Post-script quibbles!

The speaker talks about the ‘self,’ but how does one “know self”? Along with other lines of thinking, Buddhism teaches us there is no single thing that can be found or brought forth as ‘self.’ Self is a composite of interdependent forms, feelings, thoughts, choices, consciousnesses; colours, sounds, smells, tastes, touches, thoughts. Self is whatever object is held in the mind or given attention. A cohesive, independent ‘self’ is perhaps the most powerful human delusion and often the root of all our troubles, both gross and subtle. So if we’re reading quickly we might accept, “If love is to know self. If self/ is to know other,” but if we give it our attention and inquiry the line breaks apart into meaninglessness.

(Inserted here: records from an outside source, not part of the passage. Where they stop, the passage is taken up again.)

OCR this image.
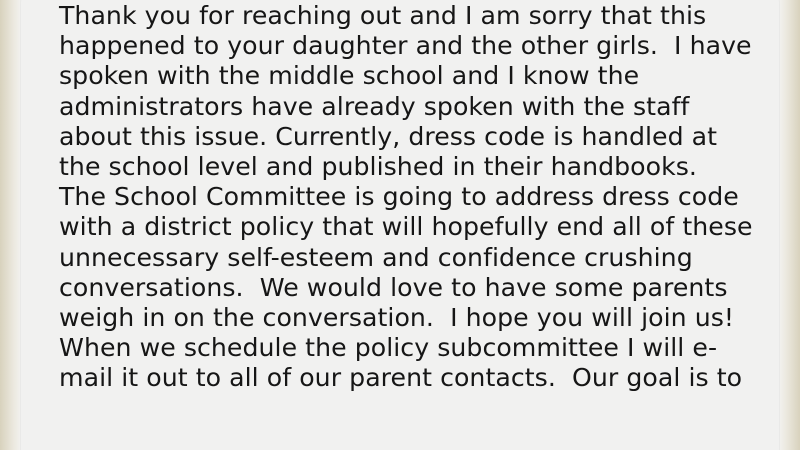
Thank you for reaching out and I am sorry that this
happened to your daughter and the other girls.  I have
spoken with the middle school and I know the
administrators have already spoken with the staff
about this issue. Currently, dress code is handled at
the school level and published in their handbooks.
The School Committee is going to address dress code
with a district policy that will hopefully end all of these
unnecessary self-esteem and confidence crushing
conversations.  We would love to have some parents
weigh in on the conversation.  I hope you will join us!
When we schedule the policy subcommittee I will e-
mail it out to all of our parent contacts.  Our goal is to
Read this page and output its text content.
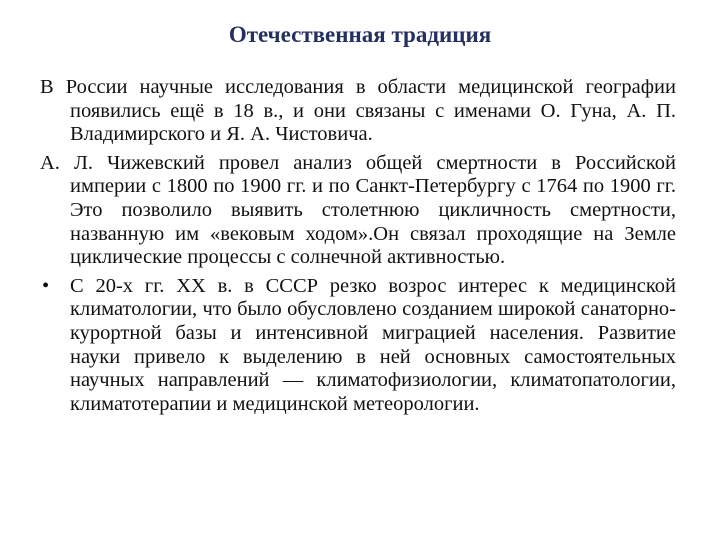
Отечественная традиция

В России научные исследования в области медицинской географии появились ещё в 18 в., и они связаны с именами О. Гуна, А. П. Владимирского и Я. А. Чистовича.

А. Л. Чижевский провел анализ общей смертности в Российской империи с 1800 по 1900 гг. и по Санкт-Петербургу с 1764 по 1900 гг. Это позволило выявить столетнюю цикличность смертности, названную им «вековым ходом».Он связал проходящие на Земле циклические процессы с солнечной активностью.

• С 20-х гг. XX в. в СССР резко возрос интерес к медицинской климатологии, что было обусловлено созданием широкой санаторно-курортной базы и интенсивной миграцией населения. Развитие науки привело к выделению в ней основных самостоятельных научных направлений — климатофизиологии, климатопатологии, климатотерапии и медицинской метеорологии.
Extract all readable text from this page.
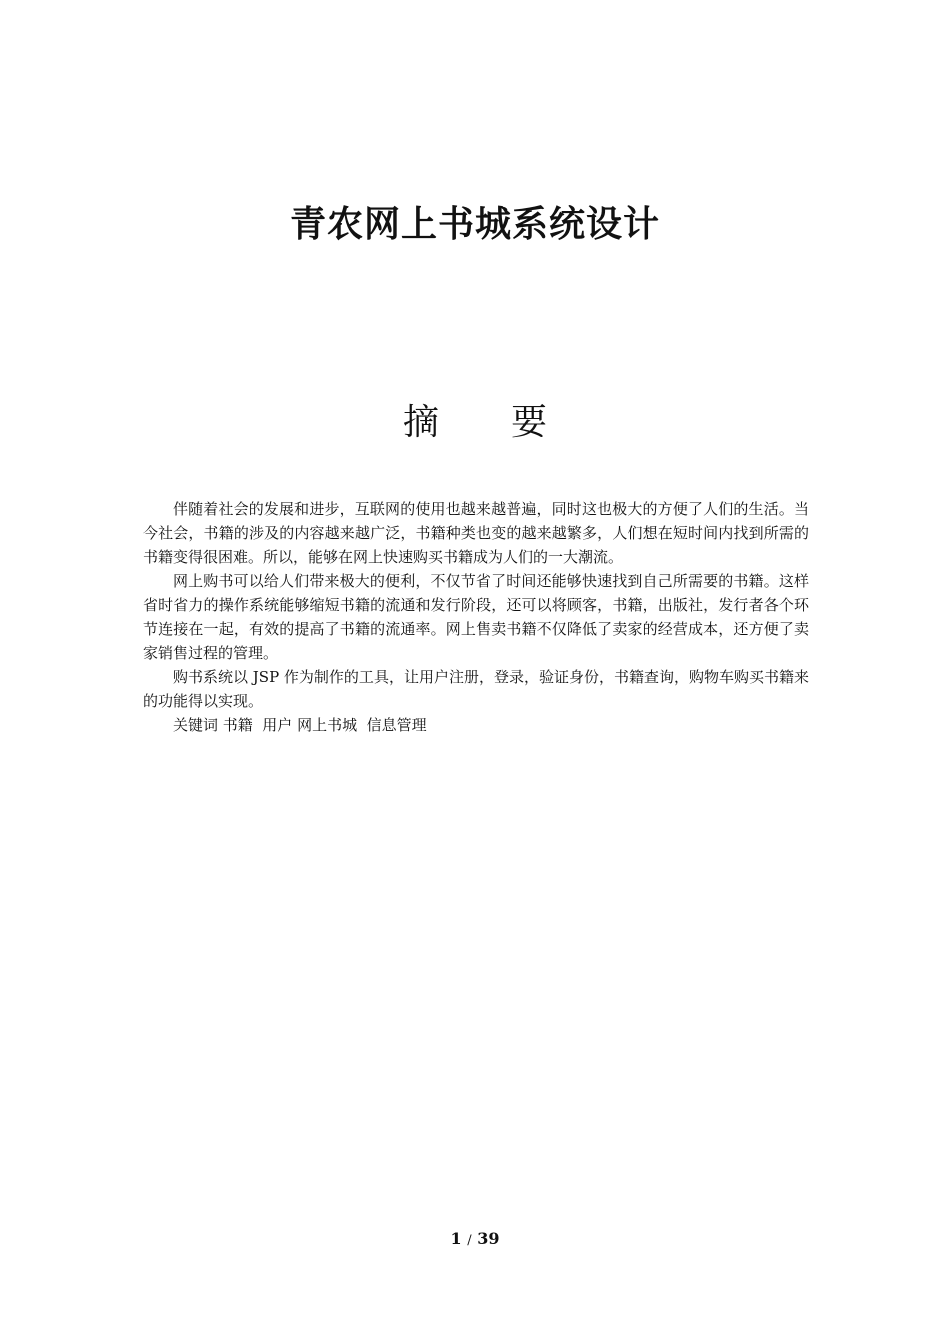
青农网上书城系统设计
摘 要

伴随着社会的发展和进步，互联网的使用也越来越普遍，同时这也极大的方便了人们的生活。当今社会，书籍的涉及的内容越来越广泛，书籍种类也变的越来越繁多，人们想在短时间内找到所需的书籍变得很困难。所以，能够在网上快速购买书籍成为人们的一大潮流。

网上购书可以给人们带来极大的便利，不仅节省了时间还能够快速找到自己所需要的书籍。这样省时省力的操作系统能够缩短书籍的流通和发行阶段，还可以将顾客，书籍，出版社，发行者各个环节连接在一起，有效的提高了书籍的流通率。网上售卖书籍不仅降低了卖家的经营成本，还方便了卖家销售过程的管理。

购书系统以 JSP 作为制作的工具，让用户注册，登录，验证身份，书籍查询，购物车购买书籍来的功能得以实现。

关键词 书籍  用户 网上书城  信息管理

1 / 39
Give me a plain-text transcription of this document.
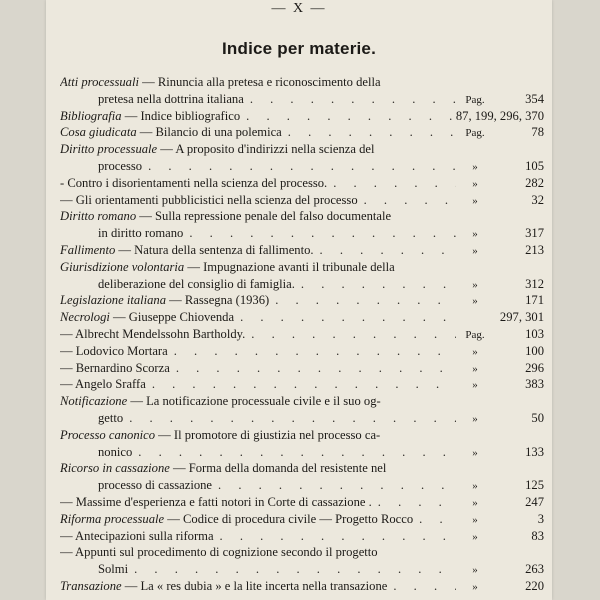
— X —
Indice per materie.
Atti processuali — Rinuncia alla pretesa e riconoscimento della
pretesa nella dottrina italiana . . .	Pag.	354
Bibliografia — Indice bibliografico . . .	87, 199, 296, 370
Cosa giudicata — Bilancio di una polemica . . .	Pag.	78
Diritto processuale — A proposito d'indirizzi nella scienza del
processo . . .	»	105
- Contro i disorientamenti nella scienza del processo. . . .	»	282
— Gli orientamenti pubblicistici nella scienza del processo . . .	»	32
Diritto romano — Sulla repressione penale del falso documentale
in diritto romano . . .	»	317
Fallimento — Natura della sentenza di fallimento. . . .	»	213
Giurisdizione volontaria — Impugnazione avanti il tribunale della
deliberazione del consiglio di famiglia. . . .	»	312
Legislazione italiana — Rassegna (1936) . . .	»	171
Necrologi — Giuseppe Chiovenda . . .	297, 301
— Albrecht Mendelssohn Bartholdy. . . .	Pag.	103
— Lodovico Mortara . . .	»	100
— Bernardino Scorza . . .	»	296
— Angelo Sraffa . . .	»	383
Notificazione — La notificazione processuale civile e il suo og-
getto . . .	»	50
Processo canonico — Il promotore di giustizia nel processo ca-
nonico . . .	»	133
Ricorso in cassazione — Forma della domanda del resistente nel
processo di cassazione . . .	»	125
— Massime d'esperienza e fatti notori in Corte di cassazione . . . .	»	247
Riforma processuale — Codice di procedura civile — Progetto Rocco . . .	»	3
— Antecipazioni sulla riforma . . .	»	83
— Appunti sul procedimento di cognizione secondo il progetto
Solmi . . .	»	263
Transazione — La « res dubia » e la lite incerta nella transazione . . .	»	220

So what can we more certainly “know” about another person? Perhaps no other quality that they possess aside from the certainty and the depth of their suffering. We come to, relate to, know others through our pain. Joys are multivariate, but everyone hurts.

If I can be bold, and based on this, these lines might be improved with a small re-arrangement, or another way of phrasing the explanation, which in my mind is less sentimental and more correct: “If love is to lose self. If self/ is to be other.” What do you think?

Sun in an Empty Room by Edward Hopper
Sun in an Empty Room by Edward Hopper

4 comments

  1. I usually refrain from commenting on anything someone says about my work, but since you said “What do you think?” I will grudgingly admit that your bold improvement is indeed a fine improvement! It much better captures what I was wanting to say! Good lord.

    Anyway, I have lots of thoughts about the rest, but yes, will hold back – will say that you really got to the heart of the poem, and I you’re totally right about my use of vagueness, etc.

    Thank you again for your sustained and deep attention.

    warmly,

    R

    1. Thanks for dropping in, Raoul! You wrote an understated, thought-provoking, and moving poem, and it was a joy to discuss piece by piece. Thanks for humouring my suggestion, too! Ha. Looking forward to your next work, big time.

  2. Love the poems you’ve explored this week. As a new poet, access to this type of deep analysis and critique is extremely useful. Really enjoying this series so far!

    1. That’s amazing to hear! Thank you for reading and for posting a response. I’m really happy this was useful for you. And good luck with your work!